Daneben sieht er die Unternehmen – private wie auch den Öffentlichen Dienst – in der Verantwortung, möglichst Struk­turen dafür zu schaffen, dass solchen Jugendlichen ein Angebot gemacht werden kann. Auch ihnen sollte eine Chance gegeben werden – besonders in Bereichen, in denen es einen Mangel an Arbeitskräften gibt. Daran müsse intensiv gearbeitet werden, sagt Hurrelmann. Aus seiner Sicht wäre es hilfreich, wenn Dachorganisationen hier organisatorisch einspringen würden. Denn für einzelne Betriebe sei es zu schwierig, sich entsprechend zu organisieren.
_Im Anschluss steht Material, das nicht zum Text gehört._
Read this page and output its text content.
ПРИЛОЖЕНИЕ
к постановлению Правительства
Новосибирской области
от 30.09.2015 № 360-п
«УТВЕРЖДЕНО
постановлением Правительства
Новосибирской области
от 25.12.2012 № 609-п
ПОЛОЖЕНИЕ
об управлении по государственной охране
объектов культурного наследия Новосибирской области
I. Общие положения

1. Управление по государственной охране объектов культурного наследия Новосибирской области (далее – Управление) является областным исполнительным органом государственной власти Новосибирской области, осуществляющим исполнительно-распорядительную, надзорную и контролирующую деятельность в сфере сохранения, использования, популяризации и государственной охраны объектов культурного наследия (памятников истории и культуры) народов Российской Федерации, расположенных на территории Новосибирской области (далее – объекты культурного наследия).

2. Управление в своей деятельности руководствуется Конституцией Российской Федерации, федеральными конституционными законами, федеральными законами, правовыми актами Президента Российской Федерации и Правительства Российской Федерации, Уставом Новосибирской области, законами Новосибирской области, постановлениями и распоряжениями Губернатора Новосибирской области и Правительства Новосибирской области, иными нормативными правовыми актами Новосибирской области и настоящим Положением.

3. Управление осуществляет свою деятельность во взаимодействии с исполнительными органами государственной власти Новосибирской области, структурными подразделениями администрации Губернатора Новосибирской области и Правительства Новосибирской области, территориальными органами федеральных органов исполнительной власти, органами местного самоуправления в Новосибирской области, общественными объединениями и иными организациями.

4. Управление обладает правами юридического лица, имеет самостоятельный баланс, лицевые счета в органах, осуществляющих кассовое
Die Deutsche Beamtenbund-Jugend NRW (dbb jugend nrw) hat sich aus diesem Grund schon frühzeitig in der Pandemie auf die Fahne geschrieben, Kinder und Jugendlichen unter die Arme zu greifen. Insbesondere solchen, die in den Schulen durch die Pandemie zurückgeworfen wurden. In verschiedenen Schulen unterstützt der gewerkschaftliche Jugenddachverband Kinder und Jugendliche unterschiedlichen Geschlechts und Alters darin, durch Coaching schulische Defizite wieder auszugleichen.

„Wir sind als Jugenddachverband also genau an der richtigen Stelle aktiv“, sagt Susanne Aumann, Chefin der dbb jugend nrw. Auch in Zukunft wolle man ausloten, wo Hilfestellung sinnvoll und nötig sei und wenn möglich die Brücke zwischen Schulabgang und Beschäftigung schlagen.